Este é o meu quartinho de bagunça. Da embalagem vazia de Chokito ao último livro do Saramago que eu não terminei de ler, você encontrará aqui de tudo um pouco.

quinta-feira, novembro 10, 2005

A morte da tirana

A morte lhe espreitava, mas nada nela traduzia singeleza. Era de uma soberba insuperável: o ar austero, a voz firme, os gestos de monarca. Como rainha, tivera súditos fiéis, abnegados, que lhe satisfaziam todos os caprichos. Apesar disso, a vida não a ensinara a manter-se dileta: vivia seus últimos dias a disseminar a ira, a culpa, a cizânia. O caos e o desamor seriam seus maiores legados.

No início do fim, ainda se notava a romaria de legiões de súditos ao leito de morte da rainha austera. Ela fazia questão de ter a mão, escarificada pela alastrante doença, beijada por todos. Como é de se imaginar, a idéia de beijar uma chaga não era nada atraente, mas a rainha parecia se divertir com o horror que impingia a quem lhe adorava. E, findo cada beijo, mandava que os enfermeiros lhe desinfetassem a mão, como se fosse ela própria a ofendida. As visitas rarearam. Os enfermeiros se demitiram. Os médicos a desenganaram. Na cidade, ninguém mais falava nostalgicamente sobre os belos trajes de gala da rainha. Quando muito, comentavam que ela ainda não tinha morrido. Ainda.

Passaram-se dias, semanas, meses, até que alguém notou a aia real surgir lívida na praça da matriz. "Morreu?", perguntaram aqueles que ainda se lembravam da possível existência de uma rainha moribunda. "Não", disse aflita, "Ficou curada!". A notícia da recuperação inesperada da arrogante nobre alastrou-se pelos prados, voou com os sinos e chegou ao herdeiro do trono, que gozava de merecidas férias antes de assumir seu posto a frente do Reino. "Impossível!", exclamou o príncipe, e tocou seu cavalo mais veloz para ver com os próprios olhos a mãe recuperada.
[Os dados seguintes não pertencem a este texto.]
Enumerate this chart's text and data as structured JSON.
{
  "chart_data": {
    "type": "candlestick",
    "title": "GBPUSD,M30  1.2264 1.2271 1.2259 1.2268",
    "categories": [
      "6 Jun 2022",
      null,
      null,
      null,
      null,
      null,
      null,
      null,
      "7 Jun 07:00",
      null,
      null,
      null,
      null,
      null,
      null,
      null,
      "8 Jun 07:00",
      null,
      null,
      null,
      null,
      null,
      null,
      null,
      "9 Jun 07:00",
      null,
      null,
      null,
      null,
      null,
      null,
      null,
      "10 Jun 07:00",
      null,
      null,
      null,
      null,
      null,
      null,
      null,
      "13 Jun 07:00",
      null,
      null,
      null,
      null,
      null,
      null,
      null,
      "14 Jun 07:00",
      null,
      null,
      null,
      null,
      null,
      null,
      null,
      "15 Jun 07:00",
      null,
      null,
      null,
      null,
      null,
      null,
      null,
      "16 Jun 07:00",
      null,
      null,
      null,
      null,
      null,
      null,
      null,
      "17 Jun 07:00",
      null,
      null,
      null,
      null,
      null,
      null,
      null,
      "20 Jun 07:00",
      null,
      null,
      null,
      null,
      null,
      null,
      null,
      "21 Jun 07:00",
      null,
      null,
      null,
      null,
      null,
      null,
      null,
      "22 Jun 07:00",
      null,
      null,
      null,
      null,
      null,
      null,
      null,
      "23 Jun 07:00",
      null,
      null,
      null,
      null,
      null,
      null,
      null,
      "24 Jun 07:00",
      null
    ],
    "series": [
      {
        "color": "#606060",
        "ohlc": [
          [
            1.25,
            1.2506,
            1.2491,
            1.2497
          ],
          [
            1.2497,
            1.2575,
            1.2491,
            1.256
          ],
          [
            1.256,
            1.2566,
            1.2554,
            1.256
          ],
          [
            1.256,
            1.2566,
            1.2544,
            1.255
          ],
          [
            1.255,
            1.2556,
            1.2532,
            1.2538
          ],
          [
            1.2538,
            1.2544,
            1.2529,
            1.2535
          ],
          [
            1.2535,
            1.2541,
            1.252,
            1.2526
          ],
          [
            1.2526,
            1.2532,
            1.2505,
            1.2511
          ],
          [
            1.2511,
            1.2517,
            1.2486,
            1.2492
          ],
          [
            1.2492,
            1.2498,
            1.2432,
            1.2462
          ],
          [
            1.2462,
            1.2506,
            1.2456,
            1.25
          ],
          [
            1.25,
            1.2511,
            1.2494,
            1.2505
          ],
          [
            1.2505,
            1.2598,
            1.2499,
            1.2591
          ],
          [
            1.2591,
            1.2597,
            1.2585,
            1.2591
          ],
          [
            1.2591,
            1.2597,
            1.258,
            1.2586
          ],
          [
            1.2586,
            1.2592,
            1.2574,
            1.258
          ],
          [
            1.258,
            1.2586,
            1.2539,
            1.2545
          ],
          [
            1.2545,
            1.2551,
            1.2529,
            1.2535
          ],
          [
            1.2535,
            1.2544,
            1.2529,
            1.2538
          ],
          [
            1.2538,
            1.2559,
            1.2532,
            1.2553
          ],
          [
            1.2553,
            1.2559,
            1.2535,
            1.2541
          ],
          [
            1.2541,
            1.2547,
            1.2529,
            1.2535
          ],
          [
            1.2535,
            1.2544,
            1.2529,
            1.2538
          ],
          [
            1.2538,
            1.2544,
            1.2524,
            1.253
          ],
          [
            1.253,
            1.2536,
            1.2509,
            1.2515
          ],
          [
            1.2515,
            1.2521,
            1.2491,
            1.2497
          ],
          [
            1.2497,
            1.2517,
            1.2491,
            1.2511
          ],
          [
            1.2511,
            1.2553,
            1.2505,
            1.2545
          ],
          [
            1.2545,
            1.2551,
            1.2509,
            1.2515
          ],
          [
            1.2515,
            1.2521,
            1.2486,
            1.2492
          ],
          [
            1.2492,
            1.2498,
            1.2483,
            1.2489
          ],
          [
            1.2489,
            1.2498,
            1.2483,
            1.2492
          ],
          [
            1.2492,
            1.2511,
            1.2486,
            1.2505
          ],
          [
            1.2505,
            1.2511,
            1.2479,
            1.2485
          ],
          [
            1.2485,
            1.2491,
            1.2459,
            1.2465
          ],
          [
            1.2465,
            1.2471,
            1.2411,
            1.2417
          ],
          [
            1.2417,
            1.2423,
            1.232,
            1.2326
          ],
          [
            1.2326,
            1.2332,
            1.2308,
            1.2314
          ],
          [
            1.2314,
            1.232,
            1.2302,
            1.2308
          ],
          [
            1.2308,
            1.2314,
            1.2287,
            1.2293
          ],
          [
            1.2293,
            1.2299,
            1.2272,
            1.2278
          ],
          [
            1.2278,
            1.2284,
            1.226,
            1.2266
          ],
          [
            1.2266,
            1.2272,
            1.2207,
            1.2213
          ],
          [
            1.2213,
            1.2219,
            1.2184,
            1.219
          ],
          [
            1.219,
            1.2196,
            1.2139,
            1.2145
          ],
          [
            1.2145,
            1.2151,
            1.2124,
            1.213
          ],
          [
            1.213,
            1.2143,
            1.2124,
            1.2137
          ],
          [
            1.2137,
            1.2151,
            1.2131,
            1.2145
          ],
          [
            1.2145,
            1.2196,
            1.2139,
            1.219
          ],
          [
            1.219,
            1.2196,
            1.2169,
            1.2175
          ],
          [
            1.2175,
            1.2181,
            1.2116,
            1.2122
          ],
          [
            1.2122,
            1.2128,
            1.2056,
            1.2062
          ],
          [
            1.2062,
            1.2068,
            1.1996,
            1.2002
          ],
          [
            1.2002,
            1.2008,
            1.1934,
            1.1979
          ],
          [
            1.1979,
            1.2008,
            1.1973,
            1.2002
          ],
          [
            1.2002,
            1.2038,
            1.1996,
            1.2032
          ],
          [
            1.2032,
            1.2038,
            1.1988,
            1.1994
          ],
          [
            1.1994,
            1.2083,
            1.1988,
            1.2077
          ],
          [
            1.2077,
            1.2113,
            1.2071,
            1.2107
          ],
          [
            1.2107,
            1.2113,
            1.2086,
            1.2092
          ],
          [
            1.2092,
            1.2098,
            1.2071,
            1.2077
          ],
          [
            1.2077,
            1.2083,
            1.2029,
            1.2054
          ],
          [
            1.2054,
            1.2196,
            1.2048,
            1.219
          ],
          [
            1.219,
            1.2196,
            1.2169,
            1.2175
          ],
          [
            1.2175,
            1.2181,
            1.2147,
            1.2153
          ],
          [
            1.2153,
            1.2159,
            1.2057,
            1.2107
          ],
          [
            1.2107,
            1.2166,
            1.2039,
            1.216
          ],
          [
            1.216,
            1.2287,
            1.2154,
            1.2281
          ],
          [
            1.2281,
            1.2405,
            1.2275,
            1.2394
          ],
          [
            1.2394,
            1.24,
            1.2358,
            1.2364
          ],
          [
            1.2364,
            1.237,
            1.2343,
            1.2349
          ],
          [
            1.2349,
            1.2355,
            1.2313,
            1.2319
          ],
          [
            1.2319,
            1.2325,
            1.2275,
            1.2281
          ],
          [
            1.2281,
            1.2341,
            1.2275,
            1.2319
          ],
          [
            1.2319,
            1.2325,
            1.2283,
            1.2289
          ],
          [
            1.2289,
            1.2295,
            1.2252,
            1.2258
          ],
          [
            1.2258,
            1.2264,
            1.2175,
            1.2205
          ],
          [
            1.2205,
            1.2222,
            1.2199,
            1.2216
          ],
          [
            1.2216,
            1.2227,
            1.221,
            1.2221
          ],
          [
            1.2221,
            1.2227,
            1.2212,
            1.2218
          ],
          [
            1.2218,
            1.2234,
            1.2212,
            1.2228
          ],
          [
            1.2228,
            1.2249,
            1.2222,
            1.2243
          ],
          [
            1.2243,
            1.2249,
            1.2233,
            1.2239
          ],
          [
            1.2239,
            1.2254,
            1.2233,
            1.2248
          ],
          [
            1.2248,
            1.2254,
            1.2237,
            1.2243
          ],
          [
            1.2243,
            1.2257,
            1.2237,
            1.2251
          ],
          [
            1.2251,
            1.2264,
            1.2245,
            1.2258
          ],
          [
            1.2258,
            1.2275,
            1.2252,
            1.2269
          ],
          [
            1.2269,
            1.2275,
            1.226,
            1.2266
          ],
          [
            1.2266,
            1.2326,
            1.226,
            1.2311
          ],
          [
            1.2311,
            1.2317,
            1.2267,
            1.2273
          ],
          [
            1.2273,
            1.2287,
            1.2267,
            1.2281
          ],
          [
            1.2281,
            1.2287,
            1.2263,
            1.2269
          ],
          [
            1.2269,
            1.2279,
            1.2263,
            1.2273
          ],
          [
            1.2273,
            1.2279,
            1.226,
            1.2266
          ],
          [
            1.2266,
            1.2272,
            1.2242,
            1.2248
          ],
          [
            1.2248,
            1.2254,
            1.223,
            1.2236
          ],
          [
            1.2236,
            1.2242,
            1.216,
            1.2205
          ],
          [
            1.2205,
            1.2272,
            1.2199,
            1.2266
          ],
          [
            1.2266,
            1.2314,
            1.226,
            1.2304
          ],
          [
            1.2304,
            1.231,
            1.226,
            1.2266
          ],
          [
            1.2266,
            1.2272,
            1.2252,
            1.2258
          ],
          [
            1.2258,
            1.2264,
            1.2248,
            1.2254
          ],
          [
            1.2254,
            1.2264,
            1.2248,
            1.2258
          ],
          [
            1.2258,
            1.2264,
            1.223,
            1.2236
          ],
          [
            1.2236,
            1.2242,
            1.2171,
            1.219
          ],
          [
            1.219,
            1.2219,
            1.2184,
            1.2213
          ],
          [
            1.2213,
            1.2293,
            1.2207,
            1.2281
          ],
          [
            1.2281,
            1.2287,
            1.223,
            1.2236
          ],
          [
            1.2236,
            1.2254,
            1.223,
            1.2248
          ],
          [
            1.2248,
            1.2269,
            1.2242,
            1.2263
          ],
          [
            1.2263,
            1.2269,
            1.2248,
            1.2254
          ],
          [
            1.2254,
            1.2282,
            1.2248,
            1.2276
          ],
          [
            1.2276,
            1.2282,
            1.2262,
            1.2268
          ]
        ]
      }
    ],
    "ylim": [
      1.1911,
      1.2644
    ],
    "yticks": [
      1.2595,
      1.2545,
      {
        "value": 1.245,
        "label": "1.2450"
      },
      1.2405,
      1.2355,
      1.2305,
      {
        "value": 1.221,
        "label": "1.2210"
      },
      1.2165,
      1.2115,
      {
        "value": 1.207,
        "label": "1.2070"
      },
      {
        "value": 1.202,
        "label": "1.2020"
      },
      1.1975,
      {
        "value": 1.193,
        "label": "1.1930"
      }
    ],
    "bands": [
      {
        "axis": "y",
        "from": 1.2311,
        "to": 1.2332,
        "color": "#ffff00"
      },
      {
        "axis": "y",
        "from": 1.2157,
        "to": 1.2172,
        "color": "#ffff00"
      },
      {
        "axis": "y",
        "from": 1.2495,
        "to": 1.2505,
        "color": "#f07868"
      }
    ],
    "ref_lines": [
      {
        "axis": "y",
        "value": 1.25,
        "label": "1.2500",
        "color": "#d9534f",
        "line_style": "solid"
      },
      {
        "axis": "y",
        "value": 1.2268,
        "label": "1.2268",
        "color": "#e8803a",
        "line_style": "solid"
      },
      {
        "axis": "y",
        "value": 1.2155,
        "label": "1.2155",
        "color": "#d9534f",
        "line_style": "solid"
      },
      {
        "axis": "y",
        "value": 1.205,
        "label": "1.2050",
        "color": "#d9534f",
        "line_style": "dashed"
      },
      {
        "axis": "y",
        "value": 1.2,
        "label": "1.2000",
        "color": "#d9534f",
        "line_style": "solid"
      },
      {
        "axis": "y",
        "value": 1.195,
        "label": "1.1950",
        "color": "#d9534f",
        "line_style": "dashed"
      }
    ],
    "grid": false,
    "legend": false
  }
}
Mas qual o quê! A rainha soberba estava morta há meses em seu leito quando recebeu a visita do filho que a esquecera. Seu corpo parcialmente descarnado exalava um odor pútrido como cadáver algum jamais ousara emanar. Fazendo-se um esforço sobre-humano para permanecer na câmara real por mais que alguns segundos, era possível notar um discreto sorriso de escárnio na morta. Indignado, o príncipe exigiu da criada explicações acerca da mórbida piada. Ainda trêmula de pavor, ela disse, ajoelhando-se a seus pés: "As últimas palavras por ela proferidas foram: 'Faça-o ver a mãe morta e decomposta ou eu condenarei seus antepassados ao fogo do inferno.' Suplico-lhe que me perdoe, meu rei, mas eu não poderia viver com tamanha maldição."

Os dedos da rainha morta estavam recobertos de anéis de ouro e pedras pelos quais passeavam larvas e insetos carniceiros. Morrera sorrindo, sem perder a tirania. Morrera tarde, mas pelo menos... morrera.